The shock of Malaysian Airlines Flight 370 seems to have brought a sort of temporary unity to Malaysia, pushing divisive political news and conflict off the radar, at least temporarily.
“This crash has stunned the nation and put politics on hold,” said an ethnic Malay political observer. “There seems to be a sense of anger and outrage and confusion over why anybody would attack a Malaysian plane.”
People “have been sick of the incessant politicking for a long time,” said a businessman source. “It is unfortunate that a national tragedy had to happen for people to push politics off their radar. I can see how my kids are affected and depressed by all this. We have discussed nothing else but MH 370 and how stupid our politicians on both sides of the divide are.”
Prime Minister Najib Tun Razak postponed an official trip to Mauritius to focus on the search for the missing craft, the prime minister’s office said. Malaysia‘s reigning king, Abdul Halim Muadzam Shah, issued condolences.
It isn’t sure if anybody actually attacked the plane, of course. A flotilla of ships and airplanes from nine countries continues to search for the remains the Boeing 777-200 that left Kuala Lumpur Saturday night for Beijing but vanished from radar screens. Vietnamese military aircraft spotted two oil slicks in the South China Sea, but there is no indication that they were caused by the plane when it hit the water – if it hit the water. It’s even debatable when it disappeared. Its “black box” apparently stopped sending signals to air traffic controllers 40 minutes into the flight. Other reports say it was two hours into its journey when it disappeared.
In particular, the tragedy and the multiplicity of inconsistencies about the loss of the craft has pushed political stories down the page, including a boiling controversy over the sentencing of opposition leader Anwar Ibrahim last Friday to a five-year jail term by an appellate court.
The sentencing was stayed on appeal to the Federal Court, the country’s highest tribunal.

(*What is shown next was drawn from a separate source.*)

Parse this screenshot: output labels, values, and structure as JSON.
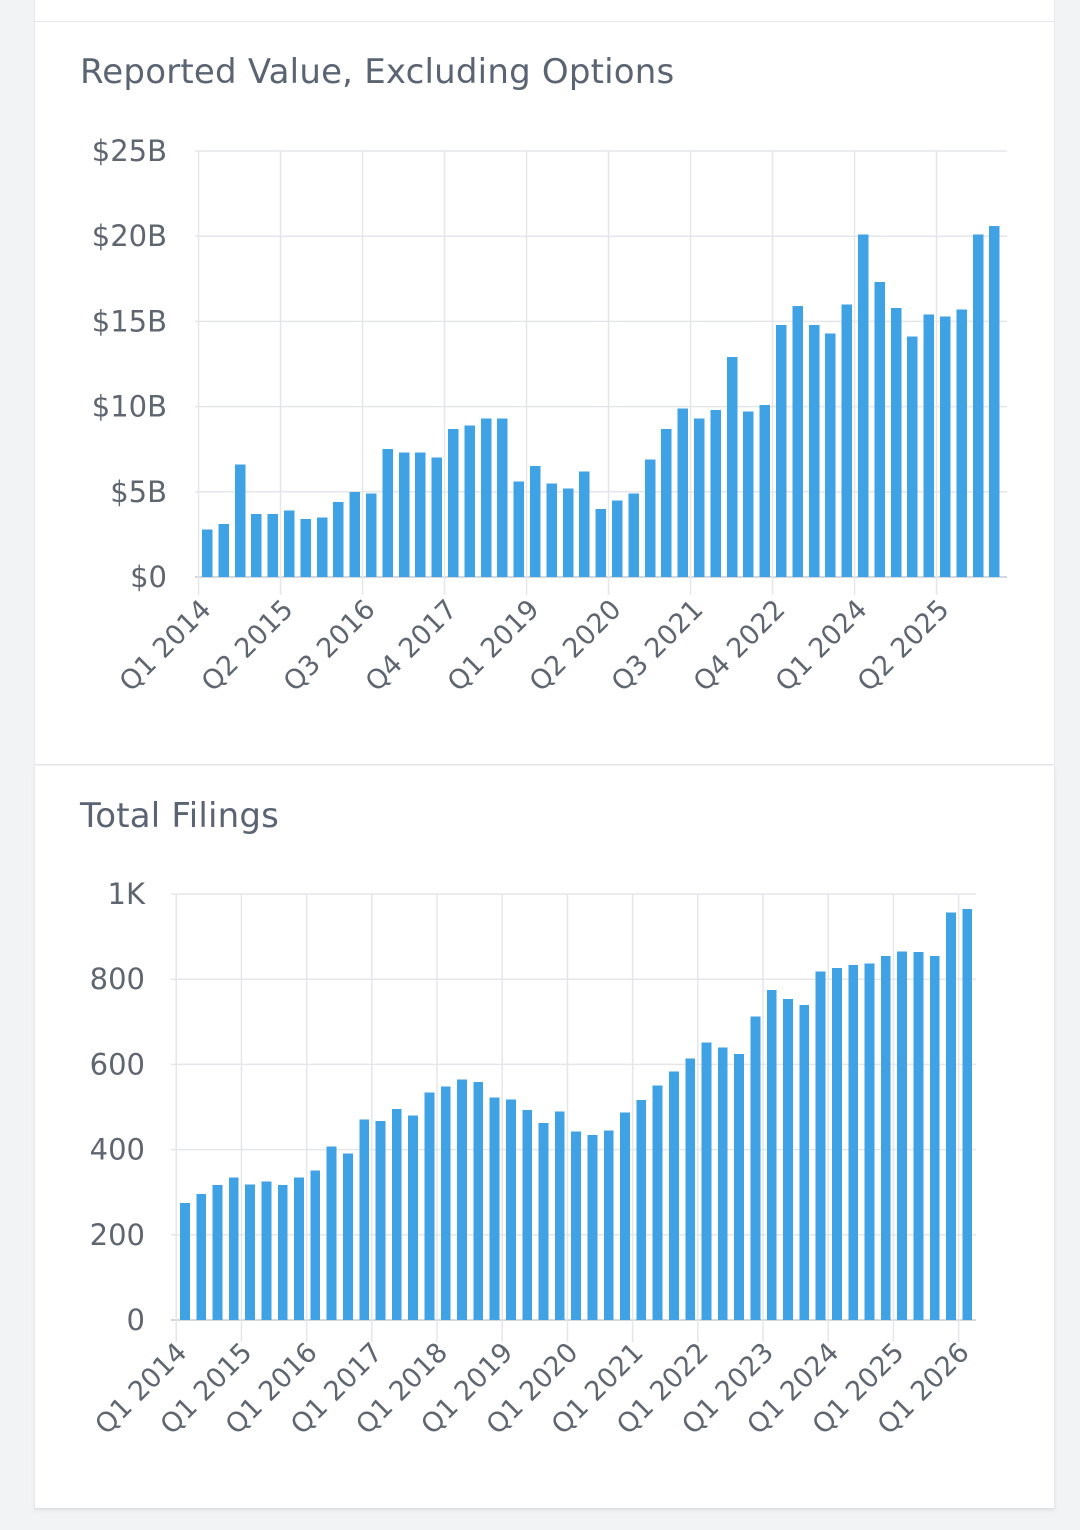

The verdict was widely believed to have been engineered by forces within the United Malays National Organization to prevent Anwar from registering as a candidate in a Kuala Lumpur suburban by-election that was considered certain to eventually make him the chief minister of the country’s most prosperous and populous state.
Given the fractious nature of Malaysian politics and the stunning turnaround represented by the appeals court overturning Anwar’s 2012 acquittal, in normal times, social media sites and web portals would be bristling with comment and anger.
Instead, most news sites, whether pro- or anti-government, devoted their resources to the plane tragedy.
Former Prime Minister Mahathir Mohamad, who is widely believed to have been behind the government’s push to put Anwar back in prison for the second time in 15 years, was quoted calling for unity in the face of the disaster. “I think MAS has done its best. Playing the blame game now is not helpful,” he told reporters after visiting family and relatives of the 239 passengers on board the missing flight.
The cause of the disaster remains a complete mystery despite speculation that people carrying false passports who boarded the flight might have been terrorists. No explosion has been detected by US authorities who use satellites to monitor the world’s skies.
Whether the plane was blown apart by a bomb – of which there is no evidence there is fury that hijackers might have targeted a Malaysian plane, possibly because of the presence on board of 152 Chinese nationals.
The plane was flying at 11,000 meters, regarded as the safest part of the flight, when it disappeared so suddenly that the pilots were unable to make any radio transmission, an indication of a catastrophic failure of some kind.
When an Air France Airbus disappeared under similar circumstances in 2009, the transponder worked for several days although it took two years to actually find the plane. There is no indication that MH370’s black box has been giving off any signals.
MH370 was also equipped with a floating GPS beacon that was designed to transmit its location if it landed in water. The beacon hasn’t given off any kind of signal, although the beacon doesn’t work if it sinks with the wreckage.
The search for the doomed craft was widened Monday all the way to the Andaman Sea. Conflicting reports had the plane turning back towards Kuala Lumpur when it disappeared, but Malaysian officials said it would have emitted an electronic signal had that been true.
Then there was the matter of the passports stolen in Thailand, one from an Italian male and the other from an Austrian. When they were presented to Malaysian Airlines staff at departure, they were in the hands of ethnic Asians, leading Home Minister Ahmad Zahid Hamidi to question why immigration offices “cannot think an Italian and an Austrian but with Asian facial features.” Ahmad Zahid announced an immediate investigation into the Immigration Department, particularly the officers who were on duty at the KLIA immigration counter during flight MH370.”
“If the plane can’t be located, many will conclude that an UFO took it,” said one commentator.
One thing is certain: once the wreckage is found and the shock wears off, the anger and bitterness over Anwar’s verdict will return in full voice.